L’esquisse finale du livre est inachevée : Le visage d'une jeune fille. Les contours généraux de la chevelure et du visage sont esquissés, sans plus. Yume regarde Rosa d'un air interrogateur.
"Ma fille," dit-elle doucement.
"Mais pourquoi...?"
"Un portraitiste de morts atteint sa pleine maturité lorsqu'il est capable de peindre un membre de sa propre famille. Ce qui n'a de sens, je veux dire, que c'est égoïste si l'on peut être froidement objectif face à la mort de un étranger mais pas envers un membre de votre propre famille ?" Sa fille est décédée il y a deux ans, ses trois courtes années de vie ayant été brusquement interrompues par une mauvaise grippe qui sévissait. "Je lui ai tenu la main presque jusqu'au moment de sa mort", dit Rosa, "j'étais en larmes, je l'appelais par son nom et je la suppliais de revenir vers moi, de ne pas mourir." Après que le médecin l'ait regardée en secouant la tête baissée, Rosa a détendu les mains de sa fille et a ouvert son carnet de croquis. Essuyant ses larmes, elle prit son crayon et essaya de dessiner le visage de sa fille. "Mais je ne pouvais pas le faire. Les larmes coulaient de moi, peu importe combien je les essuyais. Je ne pouvais tout simplement pas travailler."
Yume tourne à nouveau son regard vers le croquis inachevé. Certaines zones du livre blanc sont ondulées – peut-être là où les larmes de Rosa sont tombées. "Je suppose que je ne suis pas qualifiée pour être un portraitiste des morts", dit-elle avec un sourire en regardant la rivière. "Mais quand même... si je devais choisir une œuvre d'art à laisser derrière moi, ce serait celle-là"

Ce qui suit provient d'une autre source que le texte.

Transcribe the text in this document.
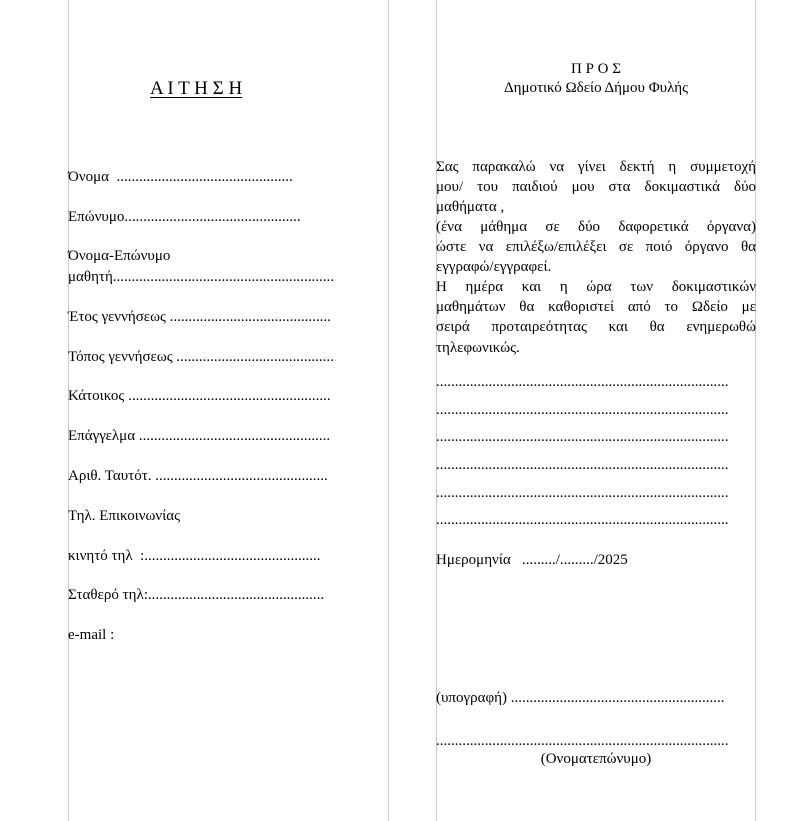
Α Ι Τ Η Σ Η
Όνομα  ...............................................
Επώνυμο...............................................
Όνομα-Επώνυμο
μαθητή...........................................................
Έτος γεννήσεως ...........................................
Τόπος γεννήσεως ..........................................
Κάτοικος ......................................................
Επάγγελμα ...................................................
Αριθ. Ταυτότ. ..............................................
Τηλ. Επικοινωνίας
κινητό τηλ  :...............................................
Σταθερό τηλ:...............................................
e-mail :
Π Ρ Ο Σ
Δημοτικό Ωδείο Δήμου Φυλής
Σας παρακαλώ να γίνει δεκτή η συμμετοχή
μου/ του παιδιού μου στα δοκιμαστικά δύο
μαθήματα ,
(ένα μάθημα σε δύο δαφορετικά όργανα)
ώστε να επιλέξω/επιλέξει σε ποιό όργανο θα
εγγραφώ/εγγραφεί.
Η ημέρα και η ώρα των δοκιμαστικών
μαθημάτων θα καθοριστεί από το Ωδείο με
σειρά προταιρεότητας και θα ενημερωθώ
τηλεφωνικώς.
..............................................................................
..............................................................................
..............................................................................
..............................................................................
..............................................................................
..............................................................................
Ημερομηνία   ........./........./2025
(υπογραφή) .........................................................
..............................................................................
(Ονοματεπώνυμο)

Le bateau donne un coup de klaxon à vapeur. Effrayés, les oiseaux de la rivière sautent en masse dans les airs. Yume ferme le carnet de croquis et le rend à Rosa. Elle envisage de la complimenter sur l'excellence du dessin, mais choisit plutôt le silence. De tels éloges, estime-t-il, pourraient être un signe de manque de respect envers son travail, envers Rosa elle-même et envers sa fille. "Je ne voulais pas t'ennuyer ainsi.", dit-elle, "je suis désolée." Elle se lève et regarde à nouveau Yume. "Mais vraiment, tu ressembles à un membre de ma profession."
Yume lui adresse un sourire tendu et secoue la tête. "Désolé, je n'aurais pas dû dire ça", répond elle avec un sourire tendu. "Et vous n'aimerez probablement pas non plus que je dise cela, mais s'il vous plaît, appelez moi si jamais vous avez besoin d'un portraitiste des morts."

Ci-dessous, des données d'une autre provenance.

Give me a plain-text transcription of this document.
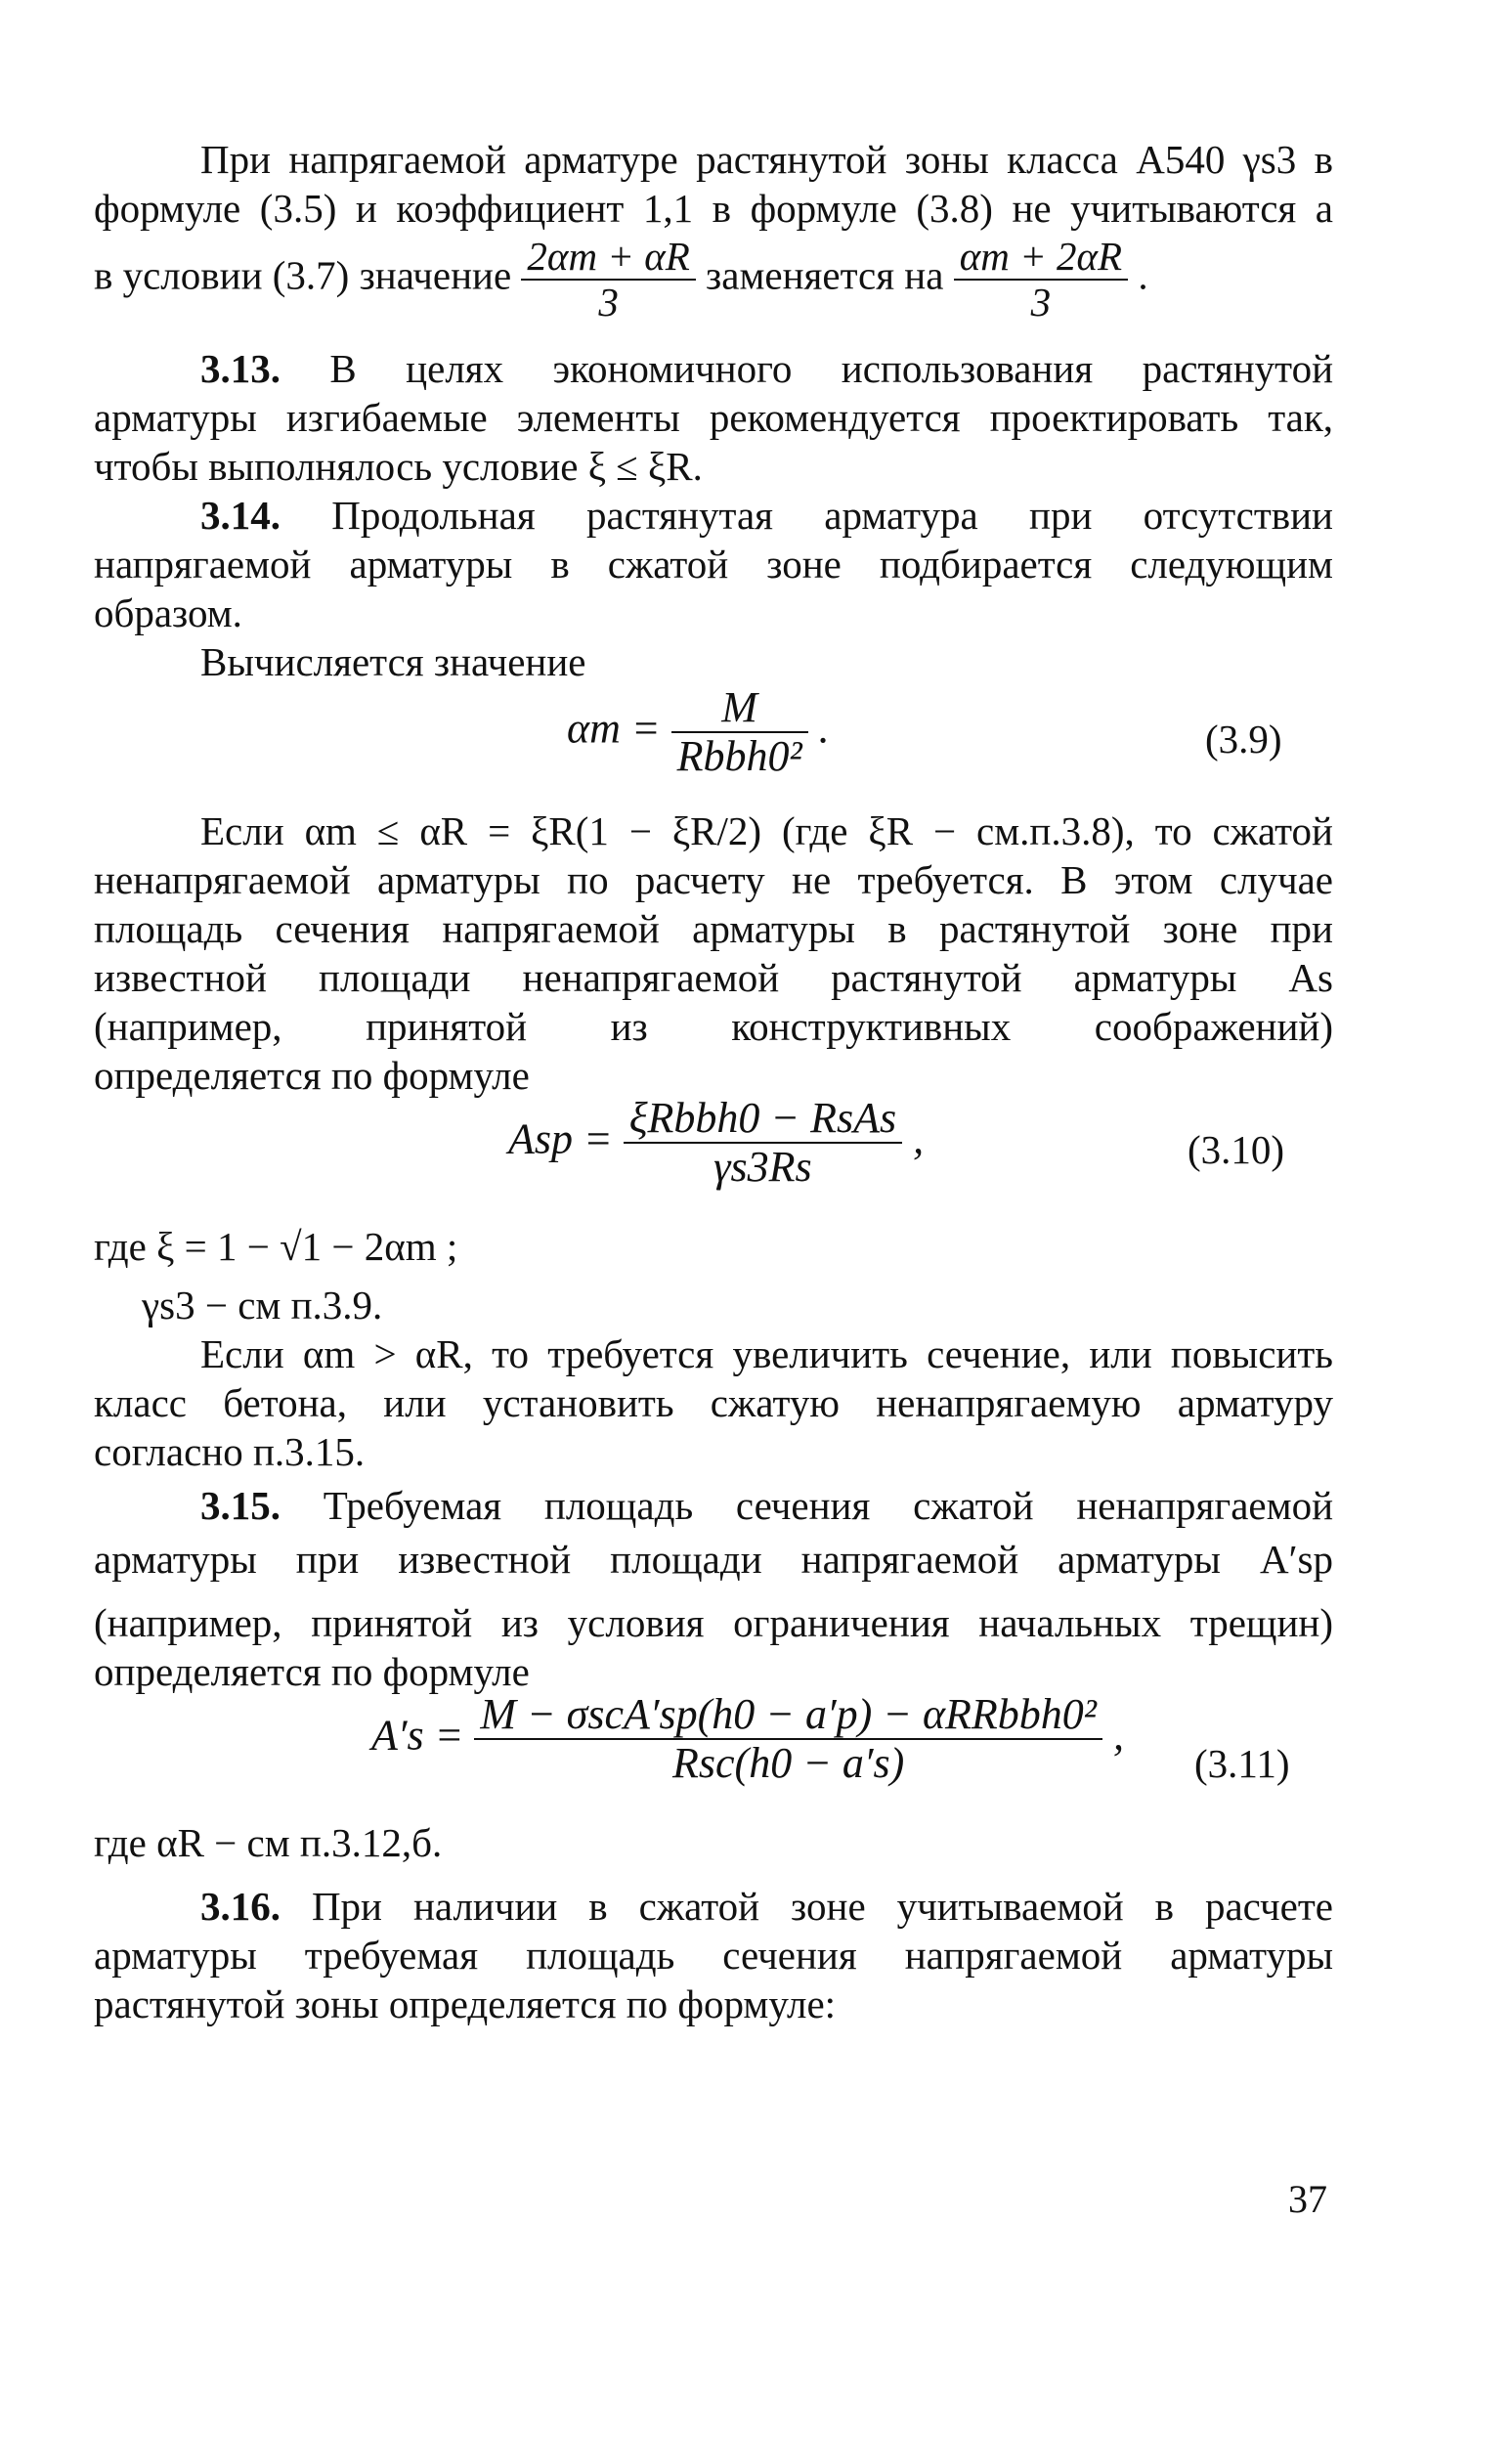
При напрягаемой арматуре растянутой зоны класса А540 γs3 в
формуле (3.5) и коэффициент 1,1 в формуле (3.8) не учитываются а
в условии (3.7) значение $\frac{2\alpha m + \alpha R}{3}$ заменяется на $\frac{\alpha m + 2\alpha R}{3}$ .
3.13. В целях экономичного использования растянутой
арматуры изгибаемые элементы рекомендуется проектировать так,
чтобы выполнялось условие ξ ≤ ξR.
3.14. Продольная растянутая арматура при отсутствии
напрягаемой арматуры в сжатой зоне подбирается следующим
образом.
Вычисляется значение
$\alpha m = \frac{M}{\text{Rbbh0²}}$ .	(3.9)
Если αm ≤ αR = ξR(1 − ξR/2) (где ξR − см.п.3.8), то сжатой
ненапрягаемой арматуры по расчету не требуется. В этом случае
площадь сечения напрягаемой арматуры в растянутой зоне при
известной площади ненапрягаемой растянутой арматуры As
(например, принятой из конструктивных соображений)
определяется по формуле
Asp = $\frac{\text{ξRbbh0 − RsAs}}{\gamma s3Rs}$ ,	(3.10)
где ξ = 1 − √1 − 2αm ;
γs3 − см п.3.9.
Если αm > αR, то требуется увеличить сечение, или повысить
класс бетона, или установить сжатую ненапрягаемую арматуру
согласно п.3.15.
3.15. Требуемая площадь сечения сжатой ненапрягаемой
арматуры при известной площади напрягаемой арматуры A′sp
(например, принятой из условия ограничения начальных трещин)
определяется по формуле
$A's = \frac{\text{M − σscA′sp(h0 − a′p) − αRRbbh0²}}{\text{Rsc(h0 − a′s)}}$ ,
(3.11)
где αR − см п.3.12,б.
3.16. При наличии в сжатой зоне учитываемой в расчете
арматуры требуемая площадь сечения напрягаемой арматуры
растянутой зоны определяется по формуле:
37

"Je n'en aurai pas besoin", dit Yume, "je n'ai pas de famille".
"Pas de famille ? Eh bien, quand ton heure viendra..." Avec un petit rire, Rosa s'en va. Sa main droite saisit l'étui contenant ses fournitures de peinture ; à sa gauche, la housse à vêtements avec les vêtements de deuil. Malheureusement, Yume n'aura jamais besoin de ses services. Elle ne veut pas – ne peut pas – aller dans « l’autre » monde pour l’instant. Sur le très long chemin de sa vie, combien de morts devra-t-elle rencontrer ?
Le klaxon à vapeur retentit à nouveau. Le bateau réduit progressivement sa vitesse et se dirige vers la rive du fleuve. L'atterrissage se rapproche. Lorsqu'elle quittera le bateau, son voyage recommencera. Ce sera un long voyage. Le prochain champ de bataille se situe bien au-delà des montagnes qui se dressent au loin.